Apesar da nossa convivência tumultuada, preciso confessar: em todos esses anos, o que teria sido de mim sem Exu? Um psicólogo das almas, um intelectual do povo, um ativista revolucionário. E para quem pensa que ele só se ocupa do profano, redondamente se engana. Exu é um profundo entendedor das letras e fez questão de se  doutorar na PUC, que é universidade com verve gauche.

Uma amiga de longa data me confidenciou: "Pomba-gira, Exu ama você". Não acreditei. Exu é festeiro e não se prende a ninguém. E se comigo se encantou, pior para a minha pessoa, pois quanto mais ele ama, mais faz o outro sofrer. Duvida? Eu tenho provas.

Certa feita, chamei Exu para jantar aqui em casa. Ele trouxe flores, vinho, juras de amor. Êta dia feliz! Fiz uma comida daquelas e ele se fartou:  fricassé de soja, batatas gratinadas, salada. Sim, pasme, Exu é vegetariano e aprecia cozinha refinada. No outro dia, entretanto, não se fez de rogado. Desapareceu sem deixar pista e nem rastro. Meses depois, voltou sorrateiro, alegando uma viagem súbita a terras sábias e desconhecidas. Fora estudar segredos com Don Juan e Castaneda.  Colocou inveja e saudade nos que ficaram. Em mim, que dele se faltou.

Sobre seus movimentos, há sempre muitas histórias, pois se tem uma coisa que Exu gosta é de circular no mundo, ir sem prenúncio e voltar sem aviso. Até no Japão, o irrequieto já morou! Alguns contam que se deu bem com a religião oriental, amancebando candomblé com budismo.  Já se viu tamanha artimanha? É que ele dá nó em pingo d’água, juntando o que ninguém junta, mesmo que separe depois.

De volta ao Brasil e aos estudos acadêmicos, se engraçou com a cabocla Jurema. Aí o caldo engrossou. Lembro bem da divina. Andava nua e altiva, sem nada para esconder. Mulher de espírito livre, centrada, pisava firme e macio no chão de um jeito que, mesmo o cimento, parecia terra batida. Exu gastou foi latim com a moça, mas não tinha discurso de direita ou de esquerda que pudesse catequizar a danada. 

Na época, tive ciúmes da índia, por se manter no eixo e resistir de forma valente ao sacolejo de Exu. Porém, reconheço humildemente que nasci na Bahia, com defeitos inalienáveis de fabricação. Um bom molejo sempre me pegou de jeito e a magia certeira comumente me atingiu.

Ouvi relato de fonte segura, que Exu mandou enterrar a minha calcinha na praia de Itapuã. Já fiz busca minuciosa na areia, promessa para Iemanjá, mas nada dessa bendita aparecer.
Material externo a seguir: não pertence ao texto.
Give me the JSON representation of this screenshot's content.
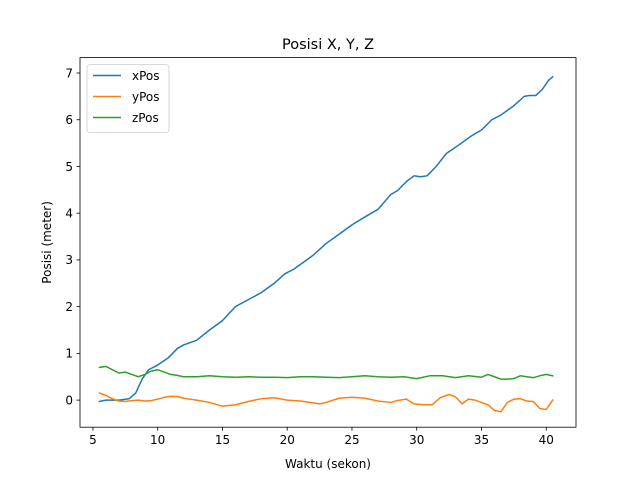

Foi trabalho de caso pensado, feito com astúcia ao entardecer e sob a orientação do Pai Pablo, um baiano-argentino, que realiza ajuntamentos espirituais tão emaranhados que nem ebó desamarra.

Depois de anos labutando com Exu, acendendo incenso de fedegoso, tomando banhos fortes de descarrego e orando para oxalá, aceitei que é impossível estabelecer regras de sacudimento com esse homem. Exu gosta mesmo é de operar na imprevisibilidade.

Ah, mas um colo, um dengo, um cafuné, isso sim funciona bem. Só mesmo esse tipo de mandinga para suavizar o Mestre da Transformação. Contudo não pensem que aprendi esse feitiço sozinha. Essa sabedoria me foi ensinada pela Dona Maria Quitéria, uma senhora velha e digna, que me viu rezando aflita na Igreja do Bonfim e prontamente me aconselhou: paciência, minha filha. Muita paciência com Exu.